If you’re not a member and participating on, you’re missing a golden chance to discuss a wide range of sports memorabilia topics including championship rings with other enthusiasts.

championship rings

Michael, a sports memorabilia collector from Oklahoma, asked two great questions, here’s the first – “I know virtually nothing about rings which is the purpose of my post. I know a ‘recreated’ ring is the closest thing to the original but how does the value of a recreated ring compare to original?”

Michael, sometimes collectors don’t know when championship rings are recreated, or go through a minor or extensive repair, and this happens more times than you would think. Sometimes as a result of a repair, the ring might wind up looking different. The original ring recipients (not the new owner should the ring be sold) have a lifetime warranty and often send rings back to the manufacture for repair.

It can be a simple repair such as a resize, or something much more complicated, say a crack in the onyx stone that needs to repaired by taking apart the top of the ring, then replacing the stone, and finally assembling the ring again.

To answer your first question, championship rings are so scare and in demand with collectors, that a properly recreated ring will not be detectible with the exception of a very few knowledgeable collectors and will go for about as much money as an original ring. And an original championship ring in need of repair will go for less money.

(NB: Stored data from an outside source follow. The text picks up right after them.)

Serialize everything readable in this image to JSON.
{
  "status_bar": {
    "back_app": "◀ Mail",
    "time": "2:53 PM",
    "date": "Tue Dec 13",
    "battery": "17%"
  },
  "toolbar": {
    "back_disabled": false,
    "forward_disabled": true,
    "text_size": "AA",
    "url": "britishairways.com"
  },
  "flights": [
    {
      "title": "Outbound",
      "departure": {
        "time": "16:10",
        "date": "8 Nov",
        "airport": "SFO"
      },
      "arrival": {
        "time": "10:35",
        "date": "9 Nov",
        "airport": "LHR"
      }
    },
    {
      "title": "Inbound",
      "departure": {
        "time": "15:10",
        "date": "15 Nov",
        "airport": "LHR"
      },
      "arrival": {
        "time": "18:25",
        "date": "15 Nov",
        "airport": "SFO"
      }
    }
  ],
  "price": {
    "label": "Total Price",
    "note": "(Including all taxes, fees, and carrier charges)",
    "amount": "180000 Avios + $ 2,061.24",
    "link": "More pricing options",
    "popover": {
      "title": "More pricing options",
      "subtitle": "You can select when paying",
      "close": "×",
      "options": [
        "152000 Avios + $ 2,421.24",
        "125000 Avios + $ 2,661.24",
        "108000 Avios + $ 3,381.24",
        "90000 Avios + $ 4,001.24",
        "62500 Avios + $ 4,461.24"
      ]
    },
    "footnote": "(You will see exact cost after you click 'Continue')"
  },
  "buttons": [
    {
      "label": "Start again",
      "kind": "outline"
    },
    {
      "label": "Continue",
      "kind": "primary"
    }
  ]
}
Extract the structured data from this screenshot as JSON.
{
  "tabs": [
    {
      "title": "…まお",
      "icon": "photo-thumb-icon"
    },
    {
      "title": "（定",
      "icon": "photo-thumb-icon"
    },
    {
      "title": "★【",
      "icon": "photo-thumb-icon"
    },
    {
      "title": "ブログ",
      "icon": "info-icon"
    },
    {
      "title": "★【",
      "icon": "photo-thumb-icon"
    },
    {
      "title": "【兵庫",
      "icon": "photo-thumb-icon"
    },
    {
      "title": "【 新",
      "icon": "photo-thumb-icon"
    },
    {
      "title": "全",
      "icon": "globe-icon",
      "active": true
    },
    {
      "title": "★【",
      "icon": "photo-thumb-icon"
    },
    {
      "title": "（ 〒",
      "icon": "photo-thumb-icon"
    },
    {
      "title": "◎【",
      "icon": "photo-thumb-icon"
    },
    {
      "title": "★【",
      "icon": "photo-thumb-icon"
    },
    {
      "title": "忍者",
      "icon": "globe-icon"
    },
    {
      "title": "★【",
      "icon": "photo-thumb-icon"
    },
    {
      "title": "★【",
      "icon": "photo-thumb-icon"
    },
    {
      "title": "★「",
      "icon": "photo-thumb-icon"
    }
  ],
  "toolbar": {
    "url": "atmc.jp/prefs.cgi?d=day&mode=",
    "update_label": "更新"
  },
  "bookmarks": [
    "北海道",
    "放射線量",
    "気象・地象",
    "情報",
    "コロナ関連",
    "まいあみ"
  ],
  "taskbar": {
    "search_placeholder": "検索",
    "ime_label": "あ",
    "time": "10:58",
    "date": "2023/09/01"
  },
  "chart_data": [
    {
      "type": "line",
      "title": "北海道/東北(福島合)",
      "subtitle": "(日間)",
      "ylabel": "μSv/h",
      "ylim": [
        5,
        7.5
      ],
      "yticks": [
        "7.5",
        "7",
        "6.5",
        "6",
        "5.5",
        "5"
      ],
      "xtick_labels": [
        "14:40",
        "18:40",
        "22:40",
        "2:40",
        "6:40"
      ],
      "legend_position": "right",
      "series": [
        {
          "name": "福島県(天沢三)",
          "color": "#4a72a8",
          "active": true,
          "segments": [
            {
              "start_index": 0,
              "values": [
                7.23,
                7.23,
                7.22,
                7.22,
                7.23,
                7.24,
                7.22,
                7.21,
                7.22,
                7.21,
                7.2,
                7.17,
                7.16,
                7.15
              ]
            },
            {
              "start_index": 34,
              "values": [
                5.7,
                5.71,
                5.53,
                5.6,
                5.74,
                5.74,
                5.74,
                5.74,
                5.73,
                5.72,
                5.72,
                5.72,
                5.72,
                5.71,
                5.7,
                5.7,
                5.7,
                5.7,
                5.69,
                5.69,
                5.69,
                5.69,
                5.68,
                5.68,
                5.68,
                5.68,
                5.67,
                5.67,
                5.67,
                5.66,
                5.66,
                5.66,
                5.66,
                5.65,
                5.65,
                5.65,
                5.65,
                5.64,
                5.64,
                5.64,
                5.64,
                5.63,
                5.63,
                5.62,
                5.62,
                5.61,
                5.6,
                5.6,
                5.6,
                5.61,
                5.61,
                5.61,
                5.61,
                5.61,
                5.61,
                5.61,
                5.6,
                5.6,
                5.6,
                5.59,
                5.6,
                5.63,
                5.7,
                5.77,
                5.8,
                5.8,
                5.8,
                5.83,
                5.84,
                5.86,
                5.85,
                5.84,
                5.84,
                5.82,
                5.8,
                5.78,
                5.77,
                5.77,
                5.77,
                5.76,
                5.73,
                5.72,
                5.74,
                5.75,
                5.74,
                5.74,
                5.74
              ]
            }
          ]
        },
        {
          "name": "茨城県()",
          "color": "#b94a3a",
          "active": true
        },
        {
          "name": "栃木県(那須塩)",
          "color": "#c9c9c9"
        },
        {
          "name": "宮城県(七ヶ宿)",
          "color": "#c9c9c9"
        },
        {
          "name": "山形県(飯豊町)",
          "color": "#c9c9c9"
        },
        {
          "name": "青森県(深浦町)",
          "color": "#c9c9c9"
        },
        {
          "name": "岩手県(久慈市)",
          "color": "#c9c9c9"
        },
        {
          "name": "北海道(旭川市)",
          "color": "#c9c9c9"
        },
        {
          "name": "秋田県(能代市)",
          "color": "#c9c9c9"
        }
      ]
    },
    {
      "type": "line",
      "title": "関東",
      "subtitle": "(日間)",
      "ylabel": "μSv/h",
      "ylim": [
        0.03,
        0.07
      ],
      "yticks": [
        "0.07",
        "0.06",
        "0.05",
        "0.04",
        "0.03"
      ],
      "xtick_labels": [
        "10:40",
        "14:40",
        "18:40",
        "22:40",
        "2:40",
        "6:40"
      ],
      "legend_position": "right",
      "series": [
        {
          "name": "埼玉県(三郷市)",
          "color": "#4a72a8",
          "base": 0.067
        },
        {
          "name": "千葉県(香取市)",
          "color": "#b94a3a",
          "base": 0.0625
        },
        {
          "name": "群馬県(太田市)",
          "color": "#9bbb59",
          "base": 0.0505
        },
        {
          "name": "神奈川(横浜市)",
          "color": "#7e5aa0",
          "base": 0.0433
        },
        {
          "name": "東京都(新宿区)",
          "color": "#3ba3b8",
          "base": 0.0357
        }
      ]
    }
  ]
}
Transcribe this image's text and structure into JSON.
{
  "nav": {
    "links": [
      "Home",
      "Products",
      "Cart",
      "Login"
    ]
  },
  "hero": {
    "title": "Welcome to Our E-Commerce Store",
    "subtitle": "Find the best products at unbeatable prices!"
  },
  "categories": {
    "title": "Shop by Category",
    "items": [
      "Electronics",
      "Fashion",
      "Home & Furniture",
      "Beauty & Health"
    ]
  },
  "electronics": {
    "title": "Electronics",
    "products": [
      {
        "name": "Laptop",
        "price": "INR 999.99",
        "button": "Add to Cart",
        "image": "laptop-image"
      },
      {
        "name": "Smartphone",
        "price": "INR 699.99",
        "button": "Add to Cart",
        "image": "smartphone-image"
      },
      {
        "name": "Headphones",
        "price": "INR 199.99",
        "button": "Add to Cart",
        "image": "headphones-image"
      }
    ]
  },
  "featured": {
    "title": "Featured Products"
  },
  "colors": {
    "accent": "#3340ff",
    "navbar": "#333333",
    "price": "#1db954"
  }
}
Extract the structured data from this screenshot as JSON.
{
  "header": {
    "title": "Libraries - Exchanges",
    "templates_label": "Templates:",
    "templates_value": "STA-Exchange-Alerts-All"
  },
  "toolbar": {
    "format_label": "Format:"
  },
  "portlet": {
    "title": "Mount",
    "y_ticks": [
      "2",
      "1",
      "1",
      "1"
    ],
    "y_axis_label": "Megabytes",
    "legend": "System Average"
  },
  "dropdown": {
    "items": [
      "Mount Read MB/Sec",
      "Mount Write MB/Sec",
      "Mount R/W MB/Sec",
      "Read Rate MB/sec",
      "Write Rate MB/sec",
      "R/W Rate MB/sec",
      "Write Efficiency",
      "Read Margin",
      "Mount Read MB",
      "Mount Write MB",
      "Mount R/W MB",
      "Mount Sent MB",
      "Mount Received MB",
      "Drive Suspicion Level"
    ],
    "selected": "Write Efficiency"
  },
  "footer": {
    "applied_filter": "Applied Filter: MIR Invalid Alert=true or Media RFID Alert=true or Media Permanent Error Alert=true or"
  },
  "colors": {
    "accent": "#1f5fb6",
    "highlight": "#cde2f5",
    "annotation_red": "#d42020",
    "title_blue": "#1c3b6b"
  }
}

If you wish to avoid buying a championship that has been repaired, the easiest remedy for this, is for collectors and bidders to do as much research as possible about the original championship ring (it does not have to be the same person’s ring being offered for sale). Furthermore in researching all you can about original rings and the ring in question, potential buyers should obtain blow up photos.

Often, a ring repaired or remade years later will have different stampings inside the ring. For instance a Jostens stamp inside a ring from the 1960s looks quite different than one from today.

If an auction house deals with a repeatable and honest consignor, they will specifically mention the ring was repaired or remade. This could result in a slightly lower price since that could turn-off a potential buyer or two. However, as I mentioned above, as long as the ring looks like it is supposed to look, a slightly lower price is often avoided.

John Sterling, the Yankee announcer who lost his Yankee championship rings this week in a fire, is lucky in the sense that the Balfour rings he lost will be remade perfectly since Balfour has all of the original molds from the 1990s through today. Should John Sterling ever decide to sell these replacement rings at auction, they would go for a lot of money, even though the general public would probably be informed the rings were remade.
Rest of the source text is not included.